To the Editor: In February's Taking Issue, Drake and McHugo voice their concern that "large data sets can be dangerous" (
1). We believe that the large administrative and operational databases that our society generates on an ongoing basis can contribute to an unprecedented growth of knowledge in medical and behavioral sciences. Instead of focusing on the negative, we propose that researchers focus on the strengths of these data sets and develop new methodologies that will allow us to learn from our massive stores of data regarding public health, vital records, social and criminal justice programs, public and private insurance, and positive participation in society—for example, in school and in gainful employment. We live in an information-rich society. We have a responsibility to use this resource to promote the advancement of knowledge.
Administrative and operational databases have many advantages over narrowly focused, special-purpose data collection. One of the greatest strengths of these databases is comprehensiveness. Minority populations are included in numbers adequate to provide confidence in findings, identical outcome measures for relevant comparison groups exist within the databases, the problem of subjects lost to contact is minimized, and studies can be replicated at minimal cost because the data and analytical tools are already in place. Unlike experimental research, use of administrative and operational databases allows examination of treatments as they are routinely administered in community settings where best practices may not be universal. Administrative and operational databases also avoid many reactive effects of testing (
2).
Criticisms of the quality of administrative and operational data frequently overlook the fact that these systems typically include strong data quality controls, such as audits and utilization review. Submission of false-positive records, such as insurance claims and death certificates, is often punishable by fine or imprisonment. Failure to report is limited by economic forces, as in the case of insurance claims, or by legal mandates, as in reports of births and deaths. Critics judge administrative and operational databases by their weakest data elements rather than by the data elements used in an analysis. In mortality databases, for instance, the objective fact of death is rarely refuted. We believe all research, including research using existing databases, should acknowledge the degree of objectivity and subjectivity involved in the creation of the data being analyzed.
The cost of research using large data sets is minimal compared with the cost of research that involves special-purpose data collection. We believe that the research community should discuss the relevance of an ethic of efficiency to medical and behavioral research. Is it ethical to conduct a very expensive study when a very inexpensive study has equal—or superior—promise of generating useful knowledge?

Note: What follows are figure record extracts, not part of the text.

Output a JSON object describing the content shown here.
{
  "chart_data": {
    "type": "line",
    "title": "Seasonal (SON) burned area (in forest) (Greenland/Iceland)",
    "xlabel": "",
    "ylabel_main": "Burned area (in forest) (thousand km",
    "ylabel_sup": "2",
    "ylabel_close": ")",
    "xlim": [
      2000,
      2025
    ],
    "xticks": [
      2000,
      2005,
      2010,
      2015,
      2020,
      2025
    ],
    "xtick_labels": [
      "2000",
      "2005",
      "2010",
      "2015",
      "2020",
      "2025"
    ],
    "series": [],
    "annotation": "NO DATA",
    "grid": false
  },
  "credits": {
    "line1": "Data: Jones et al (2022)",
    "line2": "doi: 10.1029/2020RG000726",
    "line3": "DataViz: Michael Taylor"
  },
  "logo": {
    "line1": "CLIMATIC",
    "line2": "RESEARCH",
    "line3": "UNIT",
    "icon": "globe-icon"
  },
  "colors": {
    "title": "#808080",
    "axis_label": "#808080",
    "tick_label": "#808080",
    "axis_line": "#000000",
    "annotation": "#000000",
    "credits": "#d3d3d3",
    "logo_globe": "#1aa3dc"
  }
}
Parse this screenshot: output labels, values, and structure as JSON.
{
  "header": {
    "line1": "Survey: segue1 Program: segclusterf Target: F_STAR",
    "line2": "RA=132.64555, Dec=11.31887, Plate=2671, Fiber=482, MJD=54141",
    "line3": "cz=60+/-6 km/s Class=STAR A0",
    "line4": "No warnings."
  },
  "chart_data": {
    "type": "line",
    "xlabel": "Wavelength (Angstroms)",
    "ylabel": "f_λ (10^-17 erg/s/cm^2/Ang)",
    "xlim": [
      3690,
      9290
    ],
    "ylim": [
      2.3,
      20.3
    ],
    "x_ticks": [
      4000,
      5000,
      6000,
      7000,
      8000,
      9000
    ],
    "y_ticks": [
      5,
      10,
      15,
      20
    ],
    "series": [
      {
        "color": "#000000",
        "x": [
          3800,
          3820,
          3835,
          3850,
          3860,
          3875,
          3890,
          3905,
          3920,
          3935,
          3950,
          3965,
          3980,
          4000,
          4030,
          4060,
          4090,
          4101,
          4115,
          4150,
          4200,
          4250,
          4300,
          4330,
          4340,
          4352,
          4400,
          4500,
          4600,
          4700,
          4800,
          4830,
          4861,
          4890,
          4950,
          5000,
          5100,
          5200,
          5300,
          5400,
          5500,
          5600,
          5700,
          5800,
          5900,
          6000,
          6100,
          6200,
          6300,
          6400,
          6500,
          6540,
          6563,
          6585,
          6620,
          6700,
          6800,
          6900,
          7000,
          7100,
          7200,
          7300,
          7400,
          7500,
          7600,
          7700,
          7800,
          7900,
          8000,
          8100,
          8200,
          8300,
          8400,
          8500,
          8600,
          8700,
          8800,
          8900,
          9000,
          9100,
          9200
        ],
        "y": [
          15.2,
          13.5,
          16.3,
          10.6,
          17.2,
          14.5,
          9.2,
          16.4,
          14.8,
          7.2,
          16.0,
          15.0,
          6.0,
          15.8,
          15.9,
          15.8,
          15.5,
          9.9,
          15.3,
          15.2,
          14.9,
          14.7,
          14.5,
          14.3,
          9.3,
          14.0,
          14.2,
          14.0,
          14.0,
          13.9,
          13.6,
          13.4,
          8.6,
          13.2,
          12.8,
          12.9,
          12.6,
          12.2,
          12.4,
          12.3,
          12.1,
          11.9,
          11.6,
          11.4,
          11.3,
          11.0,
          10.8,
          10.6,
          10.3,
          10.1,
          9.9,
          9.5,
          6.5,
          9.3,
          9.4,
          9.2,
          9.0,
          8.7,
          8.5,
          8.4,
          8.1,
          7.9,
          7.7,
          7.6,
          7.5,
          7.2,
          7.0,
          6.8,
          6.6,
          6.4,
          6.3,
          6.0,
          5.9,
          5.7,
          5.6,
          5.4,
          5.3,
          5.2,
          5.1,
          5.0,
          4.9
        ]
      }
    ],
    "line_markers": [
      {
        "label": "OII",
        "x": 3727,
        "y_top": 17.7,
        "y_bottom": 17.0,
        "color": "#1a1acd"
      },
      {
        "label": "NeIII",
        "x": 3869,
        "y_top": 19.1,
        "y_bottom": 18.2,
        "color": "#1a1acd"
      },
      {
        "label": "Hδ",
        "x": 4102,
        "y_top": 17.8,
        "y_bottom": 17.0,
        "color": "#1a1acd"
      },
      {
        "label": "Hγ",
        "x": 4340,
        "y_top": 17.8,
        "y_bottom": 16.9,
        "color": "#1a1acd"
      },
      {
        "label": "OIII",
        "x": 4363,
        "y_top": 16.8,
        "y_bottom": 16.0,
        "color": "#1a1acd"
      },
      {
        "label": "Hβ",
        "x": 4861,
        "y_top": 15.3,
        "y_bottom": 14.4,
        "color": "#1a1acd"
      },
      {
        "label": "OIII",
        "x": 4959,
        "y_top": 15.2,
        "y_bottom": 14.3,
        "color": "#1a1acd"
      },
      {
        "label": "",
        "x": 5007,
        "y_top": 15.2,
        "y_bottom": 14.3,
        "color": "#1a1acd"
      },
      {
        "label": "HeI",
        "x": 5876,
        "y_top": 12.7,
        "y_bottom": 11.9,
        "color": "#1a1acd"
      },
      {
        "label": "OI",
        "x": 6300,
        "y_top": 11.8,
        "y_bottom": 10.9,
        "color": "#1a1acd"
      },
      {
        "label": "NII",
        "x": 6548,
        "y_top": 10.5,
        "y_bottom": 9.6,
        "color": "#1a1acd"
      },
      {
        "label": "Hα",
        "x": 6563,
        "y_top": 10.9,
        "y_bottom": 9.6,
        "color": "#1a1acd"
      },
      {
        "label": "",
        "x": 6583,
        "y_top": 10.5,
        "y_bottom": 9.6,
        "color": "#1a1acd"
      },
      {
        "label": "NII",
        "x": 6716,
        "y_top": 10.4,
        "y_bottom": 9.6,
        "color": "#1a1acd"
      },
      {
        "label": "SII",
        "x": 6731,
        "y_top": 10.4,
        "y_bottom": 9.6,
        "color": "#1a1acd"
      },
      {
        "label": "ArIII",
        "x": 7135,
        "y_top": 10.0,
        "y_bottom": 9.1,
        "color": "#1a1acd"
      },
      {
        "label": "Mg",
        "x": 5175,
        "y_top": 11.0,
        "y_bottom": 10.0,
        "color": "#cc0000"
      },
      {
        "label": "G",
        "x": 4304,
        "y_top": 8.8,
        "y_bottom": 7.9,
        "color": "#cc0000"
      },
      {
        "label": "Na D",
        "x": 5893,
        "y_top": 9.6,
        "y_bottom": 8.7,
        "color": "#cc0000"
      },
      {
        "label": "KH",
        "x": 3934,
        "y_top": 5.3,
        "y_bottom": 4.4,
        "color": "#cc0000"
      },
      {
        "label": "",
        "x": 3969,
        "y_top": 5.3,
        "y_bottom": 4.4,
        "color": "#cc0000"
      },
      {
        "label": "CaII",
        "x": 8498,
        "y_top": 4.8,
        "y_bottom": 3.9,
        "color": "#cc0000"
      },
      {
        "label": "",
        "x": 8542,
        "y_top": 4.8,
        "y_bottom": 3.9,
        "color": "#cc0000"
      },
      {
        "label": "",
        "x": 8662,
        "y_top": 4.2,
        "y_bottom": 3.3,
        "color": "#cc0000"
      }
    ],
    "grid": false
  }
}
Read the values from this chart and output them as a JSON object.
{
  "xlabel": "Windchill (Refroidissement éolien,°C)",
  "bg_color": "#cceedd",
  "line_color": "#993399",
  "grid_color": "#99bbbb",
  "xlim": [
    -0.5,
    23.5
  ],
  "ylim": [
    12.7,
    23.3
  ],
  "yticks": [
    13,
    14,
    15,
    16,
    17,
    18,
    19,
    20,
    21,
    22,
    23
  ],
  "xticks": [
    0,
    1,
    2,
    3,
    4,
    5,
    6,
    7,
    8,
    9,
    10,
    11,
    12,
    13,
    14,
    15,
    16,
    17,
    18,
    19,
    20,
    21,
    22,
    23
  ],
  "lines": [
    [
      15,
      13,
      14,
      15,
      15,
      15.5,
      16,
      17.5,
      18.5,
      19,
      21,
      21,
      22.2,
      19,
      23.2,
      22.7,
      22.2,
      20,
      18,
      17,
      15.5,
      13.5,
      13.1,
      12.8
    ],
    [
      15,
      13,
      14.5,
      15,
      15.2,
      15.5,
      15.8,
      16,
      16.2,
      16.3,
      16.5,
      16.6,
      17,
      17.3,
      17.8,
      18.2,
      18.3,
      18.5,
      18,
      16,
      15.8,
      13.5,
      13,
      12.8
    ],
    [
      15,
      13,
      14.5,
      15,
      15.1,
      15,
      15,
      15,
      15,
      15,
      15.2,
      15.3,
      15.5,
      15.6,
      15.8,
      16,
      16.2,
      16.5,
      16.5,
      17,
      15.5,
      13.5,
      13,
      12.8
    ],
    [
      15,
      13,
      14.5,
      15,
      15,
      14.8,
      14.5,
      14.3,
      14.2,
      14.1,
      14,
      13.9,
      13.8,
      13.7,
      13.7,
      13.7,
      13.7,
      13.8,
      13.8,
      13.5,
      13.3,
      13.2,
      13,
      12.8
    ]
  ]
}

Our administrative and operational databases have the potential to move science forward at a rapid rate. In the past, science tended to operate deductively, seeking repeated verification of hypothesized relationships. As anomalies converged, new theories emerged to challenge the old (
3). Our wealth of administrative and operational data could accelerate this process by supporting a world of research in which inductive and deductive models coexist and interact (
4). Medical and behavioral researchers should explore new models for creating and sharing knowledge, models that embrace the wealth of information and analytical power that we now have at our fingertips. Instead of looking backward, medical and behavioral research should focus on developing methodologies that maximize the knowledge we extract from our administrative and operational databases.